Agenda item

External Audit Progress Report 2023/24

To receive a progress report from the External Audit Manager - KPMG (enclosed).

 

Minutes:

Consideration was given to the report of the Director KPMG which provided the committee with an External Audit Progress Report for the year ended 31 March 2023.  

 

The External Audit Manager (KPMG) introduced the report and the following main points were highlighted:

  • KPMG wished to express gratitude to the Deputy Chief Finance Officer (PSPS) and the Finance Manager – Corporate (PSPS) for their continued engagement throughout the process;
  • Following receipt of the draft financial statements, an increase in materiality levels had been made due to actual expenditure exceeding the forecasted expenditure;
  • The wording of ‘significant risk’ had been refined which distinguished between two different valuations undertaken as at 31 March 2024 in relation to the valuation of land and buildings;
  • A new significant audit risk to the group had been identified in respect of the valuations of investment properties held by Welland Homes;
  • Regarding significant audit risk:

o   The testing of significant assumptions used in the valuation of land and buildings (BCIS indices, location factor and obsolescence factors) were found to be neutral;

    • The testing of significant assumptions used in the valuation of council dwellings (adjustment factor and comparable transactions for beacon values) were found to be neutral;
    • The testing of management override of controls were found to be satisfactory;
    • The testing of the valuation of post-retirement benefit obligations were found to be balanced; and
    • In respect of Group Risk, the testing of the valuation of investment properties were found to be neutral;
  • An uncorrected audit misstatement had been identified and reported to management however the audit opinion would not be affected should the misstatement remain uncorrected;
  • No corrected audit misstatements had been identified;
  • Four audit disclosures misstatements had been identified and reported to management.

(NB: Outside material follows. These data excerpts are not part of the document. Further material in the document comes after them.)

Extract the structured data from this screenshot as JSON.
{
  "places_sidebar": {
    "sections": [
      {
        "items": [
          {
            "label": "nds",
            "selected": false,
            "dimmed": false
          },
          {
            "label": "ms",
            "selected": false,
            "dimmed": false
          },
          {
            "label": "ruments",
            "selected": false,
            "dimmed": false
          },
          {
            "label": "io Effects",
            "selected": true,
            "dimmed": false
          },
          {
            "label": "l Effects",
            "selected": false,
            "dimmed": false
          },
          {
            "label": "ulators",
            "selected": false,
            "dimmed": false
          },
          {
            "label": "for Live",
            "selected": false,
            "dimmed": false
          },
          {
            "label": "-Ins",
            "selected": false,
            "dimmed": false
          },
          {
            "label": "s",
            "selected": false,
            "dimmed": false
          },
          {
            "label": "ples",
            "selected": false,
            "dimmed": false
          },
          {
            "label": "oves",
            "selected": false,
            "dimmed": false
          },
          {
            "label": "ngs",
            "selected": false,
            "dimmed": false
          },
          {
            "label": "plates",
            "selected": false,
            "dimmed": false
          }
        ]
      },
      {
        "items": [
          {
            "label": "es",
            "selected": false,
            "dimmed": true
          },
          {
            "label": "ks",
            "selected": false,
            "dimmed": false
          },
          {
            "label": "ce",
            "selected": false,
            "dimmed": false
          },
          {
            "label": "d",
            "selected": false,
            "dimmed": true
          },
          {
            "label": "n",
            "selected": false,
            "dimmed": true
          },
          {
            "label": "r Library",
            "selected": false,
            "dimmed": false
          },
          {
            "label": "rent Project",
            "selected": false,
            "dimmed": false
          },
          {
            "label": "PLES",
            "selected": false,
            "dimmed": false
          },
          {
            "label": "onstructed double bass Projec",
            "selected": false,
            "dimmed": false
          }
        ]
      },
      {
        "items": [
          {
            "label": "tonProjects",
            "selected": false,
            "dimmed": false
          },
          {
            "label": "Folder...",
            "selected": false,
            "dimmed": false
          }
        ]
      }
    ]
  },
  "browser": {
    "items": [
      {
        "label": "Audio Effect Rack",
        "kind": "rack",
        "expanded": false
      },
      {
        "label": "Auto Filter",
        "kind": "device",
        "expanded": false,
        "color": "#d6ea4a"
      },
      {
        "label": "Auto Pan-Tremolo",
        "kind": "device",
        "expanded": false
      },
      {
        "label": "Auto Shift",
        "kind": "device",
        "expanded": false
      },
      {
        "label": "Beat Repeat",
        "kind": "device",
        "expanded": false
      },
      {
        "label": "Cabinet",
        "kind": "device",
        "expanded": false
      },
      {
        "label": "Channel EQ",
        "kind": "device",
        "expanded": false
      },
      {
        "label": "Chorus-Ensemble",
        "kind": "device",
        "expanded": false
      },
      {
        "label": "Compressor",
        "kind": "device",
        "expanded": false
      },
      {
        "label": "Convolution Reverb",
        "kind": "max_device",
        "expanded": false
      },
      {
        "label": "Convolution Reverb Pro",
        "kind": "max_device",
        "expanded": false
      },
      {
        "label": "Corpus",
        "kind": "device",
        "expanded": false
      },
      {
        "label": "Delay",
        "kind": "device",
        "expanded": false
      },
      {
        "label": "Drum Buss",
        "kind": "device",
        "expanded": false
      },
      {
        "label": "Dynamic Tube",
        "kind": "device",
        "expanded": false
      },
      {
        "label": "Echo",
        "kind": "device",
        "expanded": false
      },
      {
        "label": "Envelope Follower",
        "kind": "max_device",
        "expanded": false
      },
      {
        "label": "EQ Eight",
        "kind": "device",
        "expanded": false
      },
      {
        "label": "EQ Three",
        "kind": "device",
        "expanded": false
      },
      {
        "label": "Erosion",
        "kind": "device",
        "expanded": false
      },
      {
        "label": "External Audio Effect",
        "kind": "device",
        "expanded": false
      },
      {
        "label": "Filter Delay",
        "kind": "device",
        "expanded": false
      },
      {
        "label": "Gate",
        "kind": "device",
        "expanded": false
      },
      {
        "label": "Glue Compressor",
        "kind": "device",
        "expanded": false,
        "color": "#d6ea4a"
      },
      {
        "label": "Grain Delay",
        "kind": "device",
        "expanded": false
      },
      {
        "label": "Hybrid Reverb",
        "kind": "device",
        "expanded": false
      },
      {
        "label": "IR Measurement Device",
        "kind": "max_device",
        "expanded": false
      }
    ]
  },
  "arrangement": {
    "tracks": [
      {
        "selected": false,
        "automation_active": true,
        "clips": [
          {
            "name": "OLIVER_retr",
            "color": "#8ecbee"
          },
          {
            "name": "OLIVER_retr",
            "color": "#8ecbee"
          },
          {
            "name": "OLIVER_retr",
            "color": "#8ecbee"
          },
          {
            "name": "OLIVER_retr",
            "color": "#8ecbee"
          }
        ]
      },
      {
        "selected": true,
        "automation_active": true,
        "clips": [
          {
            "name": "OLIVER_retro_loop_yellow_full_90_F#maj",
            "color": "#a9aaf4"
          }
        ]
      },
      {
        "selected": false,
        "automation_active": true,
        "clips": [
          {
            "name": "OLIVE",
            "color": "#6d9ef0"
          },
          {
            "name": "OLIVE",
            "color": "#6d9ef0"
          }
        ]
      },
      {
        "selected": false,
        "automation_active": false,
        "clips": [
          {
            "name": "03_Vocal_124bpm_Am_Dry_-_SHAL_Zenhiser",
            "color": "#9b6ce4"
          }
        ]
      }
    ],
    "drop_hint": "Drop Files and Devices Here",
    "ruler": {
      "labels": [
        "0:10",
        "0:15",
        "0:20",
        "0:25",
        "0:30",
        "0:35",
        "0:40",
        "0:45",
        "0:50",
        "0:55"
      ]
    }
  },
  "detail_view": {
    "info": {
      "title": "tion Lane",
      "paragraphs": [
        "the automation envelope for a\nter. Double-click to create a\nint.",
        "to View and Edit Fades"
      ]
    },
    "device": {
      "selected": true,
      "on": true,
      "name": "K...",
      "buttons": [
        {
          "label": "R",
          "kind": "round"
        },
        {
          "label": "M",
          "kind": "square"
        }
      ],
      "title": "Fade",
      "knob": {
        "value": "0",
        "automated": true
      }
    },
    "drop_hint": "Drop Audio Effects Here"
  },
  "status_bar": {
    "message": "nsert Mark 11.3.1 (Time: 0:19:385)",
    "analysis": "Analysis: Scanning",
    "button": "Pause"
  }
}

These were to be corrected for the financial statements;
  • No significant control deficiencies had been identified;
  • Four medium and four low-level recommendations had been discussed with management, for which a management/responsible officer response, and due date for implementation, had been agreed; and
  • All outstanding matters were detailed on page 9 of the report.

 

Members considered the report and made the following comments:

 

  • Members referred to ‘control deficiencies’ on page 26 of the report and noted that bank reconciliations had not been completed on a timely basis and that a duplicate payment had not been identified. Could assurance be given that this would now continue to remain on track.
    • The Chief Finance Officer (PSPS) responded that:
      • All reconciliations were up to date as at September 2024;
      • When the bank statement reconciliation backlog was identified, management action was immediately introduced to deal with historical matters;
      • A Key Performance Indicator (KPI) was introduced to the finance service level agreement which monitored monthly bank statement reconciliation completions;
      • Payroll and bank reconciliation completions were now reported to the Senior Leadership Team;
      • The increased management oversight of the matter and enhanced internal processes would serve to identify any issues at an early stage;
      • A bank reconciliation internal audit had taken place, the findings of which would be reported to the committee at its 30 January 2025 meeting. A number of recommendations were to be proposed within the report regarding policy, procedures and training; and
      • The council was in the process of raising a debtor invoice to recoup the identified overpayment.

 

  • Members referred to ‘audit misstatements’ on page 25 of the report, and queried whether note 33 in respect of related parties indicated a control issue.
    • The Chief Finance Officer (PSPS) responded that this point related to transactions to parish precepts and internal drainage boards. Previously these would have been disclosed as appropriate, due to the level of influence held by the member. The policy was to be redefined to clarify items that would be disclosed in future.

 

  • Members referred to the ‘control deficiencies’ on page 27 of the report, and queried when the last revaluation of property floor space was undertaken and whether a timeline had been agreed for the implementation of the recommendation.
    • The External Audit Manager (KPMG) responded that requested information regarding floor areas for a number of properties was outstanding. Should the information not be provided, a remeasuring exercise would need to be undertaken by the council or internal valuer. Submission of the data was requested as soon as possible so that the recommendation could be completed; and
    • The Chief Finance Officer (PSPS) added that a change of process for property valuations, from external to internal valuers, had taken place from 2022/23 to 2023/24 and that the outstanding records were held by the external valuers. Engagement with the internal responsible officer was in hand.

 

  • Members queried the potential impact upon the 2025/26 triennial review of local government pension schemes following the recent announcement by central government to encourage the merging of local government pension funds. 
    • The External Audit Manager (KPMG) would refer the query to the external audit team’s pension expert and report back at the next meeting.

 

 

AGREED:

 

That the External Audit Progress Report 2023/24 be noted.